Emblemática é uma experiência que me contaram outro dia sobre a recepção feita por uma família de baixa renda, vivendo em um ambiente rural (um sítio), que ao receber a visita de pessoas da cidade, consideradas de um nível econômico superior, se desculpavam por não ter um suco artificial (Q-Suco, Tang) para oferecer. E o pomar carregado de suculentas laranjas.

Aqui vale lembrar a panela de pressão Clock, que ensinou as nossas avós a economizar gás; inserindo ainda o fator rapidez no preparo dos alimentos; os filtros para café Melitta, que trouxeram o conceito de praticidade e higiene para a prática do “fazer um cafezinho’, sinônimo de hospitalidade e sociabilidade na cultura brasileira; Kolynos ensinou a escovar os dentes; ao mesmo tempo que fixador para dentadura Corega só vai conseguir mercado anos após seu primeiro lançamento, uma vez que primeiro as pessoas tinham que aprender e se habituar a cuidar dos dentes, para depois pensarem em cuidar das “eventuais” próteses.
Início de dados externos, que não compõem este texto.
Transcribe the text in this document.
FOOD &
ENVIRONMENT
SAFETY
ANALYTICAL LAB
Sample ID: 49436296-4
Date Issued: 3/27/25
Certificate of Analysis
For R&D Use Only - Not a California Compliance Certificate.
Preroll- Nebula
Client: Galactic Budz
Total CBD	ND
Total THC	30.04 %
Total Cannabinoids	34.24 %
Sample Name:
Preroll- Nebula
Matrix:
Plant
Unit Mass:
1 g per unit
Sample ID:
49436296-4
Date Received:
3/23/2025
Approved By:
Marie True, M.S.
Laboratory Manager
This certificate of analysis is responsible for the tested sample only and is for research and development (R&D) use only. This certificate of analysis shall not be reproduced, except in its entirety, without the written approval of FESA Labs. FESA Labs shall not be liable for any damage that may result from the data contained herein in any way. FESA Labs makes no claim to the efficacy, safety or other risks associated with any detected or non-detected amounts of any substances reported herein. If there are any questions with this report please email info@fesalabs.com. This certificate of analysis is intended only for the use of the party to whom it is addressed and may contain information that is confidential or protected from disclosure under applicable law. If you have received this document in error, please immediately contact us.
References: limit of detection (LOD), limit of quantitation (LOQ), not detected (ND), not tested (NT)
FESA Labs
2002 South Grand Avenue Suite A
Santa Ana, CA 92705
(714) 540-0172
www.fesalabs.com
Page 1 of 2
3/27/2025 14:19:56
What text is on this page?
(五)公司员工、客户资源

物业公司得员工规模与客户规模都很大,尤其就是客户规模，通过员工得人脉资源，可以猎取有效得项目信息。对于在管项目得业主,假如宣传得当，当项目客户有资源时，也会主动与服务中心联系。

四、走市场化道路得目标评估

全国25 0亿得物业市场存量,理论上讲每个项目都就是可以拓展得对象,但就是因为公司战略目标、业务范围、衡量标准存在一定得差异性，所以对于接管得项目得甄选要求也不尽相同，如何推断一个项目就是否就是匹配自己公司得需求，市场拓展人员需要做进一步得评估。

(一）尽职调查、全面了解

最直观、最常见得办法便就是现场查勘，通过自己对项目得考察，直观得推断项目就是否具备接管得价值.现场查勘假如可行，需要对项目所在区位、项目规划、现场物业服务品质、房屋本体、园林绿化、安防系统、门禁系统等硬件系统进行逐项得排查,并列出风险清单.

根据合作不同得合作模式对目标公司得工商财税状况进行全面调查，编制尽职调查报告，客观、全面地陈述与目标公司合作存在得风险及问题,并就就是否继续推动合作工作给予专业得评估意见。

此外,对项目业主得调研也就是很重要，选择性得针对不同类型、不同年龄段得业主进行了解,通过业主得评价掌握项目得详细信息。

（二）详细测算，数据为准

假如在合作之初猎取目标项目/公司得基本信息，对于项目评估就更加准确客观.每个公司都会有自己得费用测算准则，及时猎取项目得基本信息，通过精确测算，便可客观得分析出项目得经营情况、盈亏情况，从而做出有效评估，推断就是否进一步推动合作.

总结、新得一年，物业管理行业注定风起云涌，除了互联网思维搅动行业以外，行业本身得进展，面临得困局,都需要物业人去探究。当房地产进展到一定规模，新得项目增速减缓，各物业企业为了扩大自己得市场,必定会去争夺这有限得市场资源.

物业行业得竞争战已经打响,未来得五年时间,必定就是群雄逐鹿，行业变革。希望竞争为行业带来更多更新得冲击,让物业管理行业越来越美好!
Lugar comum é falarmos de transformações, mudanças, identidades múltiplas, liquidez do consumo. Porém, é preciso problematizar os processos que nos tornam sujeitos-agentes, determinando posições sociais e identidades pessoais. Pensar as intersecções entre comunicação e consumo, perpassadas pelas condições de práticas de cidadania, construção de identidade, significações e ressignificações. Pensar o consumo como algo intrínseco à existência humana, realizado não só no ambiente urbano-capitalista, mas onde quer que haja bens materiais que se transformam em bens culturais pelas relações sociais. Pensar a cultura do consumo como uma das características básicas das sociedades pós-tradicionais, onde as necessidades materiais são contempladas pela produção alheia, mas dentro de um processo simbólico de atribuição de sentido que é individual e coletivo.